A Guerra Fria foi uma disputa travada durante quase cinco décadas pelas duas superpotências
vencedoras da Segunda Guerra Mundial: os Estados Unidos e a União Soviética. Foi um
período marcado por muita espionagem e propaganda política, tanto do lado norte-americano
quanto do soviético. Não bastasse tudo isso, armas atômicas seriam usadas caso as duas
superpotências partissem para o conflito militar direto.

Foi durante a Guerra Fria que uma nova onda de super-heróis surgiu nos gibis norte-
americanos, especialmente nos da Marvel Comics (hoje a maior editora de quadrinhos do
mundo). Você certamente já ouviu falar dessas personagens, pois várias foram adaptadas para
o cinema nos últimos anos, com grande sucesso de bilheteria. Dentre essas personagens,
podemos destacar o Homem-Aranha, os X-Men, o Hulk e o Quarteto Fantástico.

Aqui, falaremos da relação delas com a Guerra Fria. Afinal, embora sejam fictícias e tenham
sido criadas apenas para entretenimento, seus criadores se inspiraram na época que viviam.
Começaremos pelo Quarteto Fantástico, o primeiro gibi da Marvel em que o escritor-editor Stan
Lee fez parceria com o desenhista Jack Kirby.

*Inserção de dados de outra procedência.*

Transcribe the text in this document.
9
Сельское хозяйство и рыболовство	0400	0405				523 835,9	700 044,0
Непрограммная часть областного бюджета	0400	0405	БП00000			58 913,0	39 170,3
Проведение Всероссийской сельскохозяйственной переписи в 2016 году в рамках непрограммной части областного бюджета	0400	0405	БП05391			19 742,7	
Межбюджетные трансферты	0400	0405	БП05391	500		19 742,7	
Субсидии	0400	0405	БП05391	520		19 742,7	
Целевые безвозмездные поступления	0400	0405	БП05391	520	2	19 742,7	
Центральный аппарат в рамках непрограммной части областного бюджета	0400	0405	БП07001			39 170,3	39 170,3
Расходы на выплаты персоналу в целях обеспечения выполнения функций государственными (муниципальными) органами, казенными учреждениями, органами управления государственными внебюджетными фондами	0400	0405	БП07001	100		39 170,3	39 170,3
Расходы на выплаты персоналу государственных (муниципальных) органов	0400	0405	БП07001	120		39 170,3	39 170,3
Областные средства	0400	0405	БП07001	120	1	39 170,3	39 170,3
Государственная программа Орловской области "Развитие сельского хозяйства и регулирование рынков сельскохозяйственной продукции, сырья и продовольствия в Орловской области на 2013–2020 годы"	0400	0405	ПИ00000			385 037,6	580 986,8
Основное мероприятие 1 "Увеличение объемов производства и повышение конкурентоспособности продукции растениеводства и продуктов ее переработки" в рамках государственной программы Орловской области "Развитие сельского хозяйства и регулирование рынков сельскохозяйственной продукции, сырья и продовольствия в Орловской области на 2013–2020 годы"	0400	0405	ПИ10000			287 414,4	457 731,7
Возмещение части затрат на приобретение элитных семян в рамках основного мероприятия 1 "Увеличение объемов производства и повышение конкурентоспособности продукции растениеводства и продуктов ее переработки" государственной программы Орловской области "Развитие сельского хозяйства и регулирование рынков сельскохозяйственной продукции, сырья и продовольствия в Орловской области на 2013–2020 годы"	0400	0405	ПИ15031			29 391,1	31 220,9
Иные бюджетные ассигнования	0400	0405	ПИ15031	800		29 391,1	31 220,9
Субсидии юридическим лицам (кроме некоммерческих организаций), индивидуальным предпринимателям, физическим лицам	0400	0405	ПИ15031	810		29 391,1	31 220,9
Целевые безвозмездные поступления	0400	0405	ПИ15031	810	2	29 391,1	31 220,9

O primeiro gibi do Quarteto Fantástico foi publicado em novembro


de 1961 - ou seja, poucos meses depois de o cosmonauta soviético
Yuri Gagarin ter-se tornado o primeiro ser humano a viajar para o
espaço, realizando um voo orbital (12 de abril de 1961), e quase
uma década antes de o astronauta norte-americano Neil Armstrong
ter sido o primeiro a pisar na Lua (20 de julho de 1969). Assim, o
Quarteto Fantástico foi lançado na mesma época em que os EUA e
a URSS disputavam a corrida espacial.

O próprio surgimento desse grupo de heróis faz alusão à Guerra Fria: no início da história,
pouco antes de os quatro futuros heróis viajarem para o espaço, a narração menciona que os
EUA estão numa "corrida espacial" com "uma potência estrangeira". Claro que a tal "potência
estrangeira" era a URSS, mas, diferentemente do que tinha acontecido durante a Segunda
Guerra Mundial, os autores dos gibis da Guerra Fria preferiam não dar nome aos bois quando
se referiam aos "inimigos da América".
Tulio Vilela https://educacao.uol.com.br/disciplinas/historia/quadrinhos-e-guerra-fria-gibis-retratam-o-conflito-entre-eua-e-urss.htm
Ulisses Condutta https://compartilhandohistoria.wordpress.com/2015/12/09/os-super-herois-e-viloes-da-marvel-como-propaganda-politica-norte-americana/
No gibi, o Quarteto Fantástico tem origem um pouquinho diferente daquela contada no filme de
2005: quatro amigos - o cientista Reed Richards; sua noiva, Sue Storm; o irmão adolescente
dela, Johnny Storm; e o piloto de foguetes Ben Grimm - embarcam num foguete experimental,
voam para o espaço e são bombardeados por raios cósmicos. Ao voltarem para a Terra,
descobrem que os raios cósmicos os afetaram, dando-lhes superpoderes.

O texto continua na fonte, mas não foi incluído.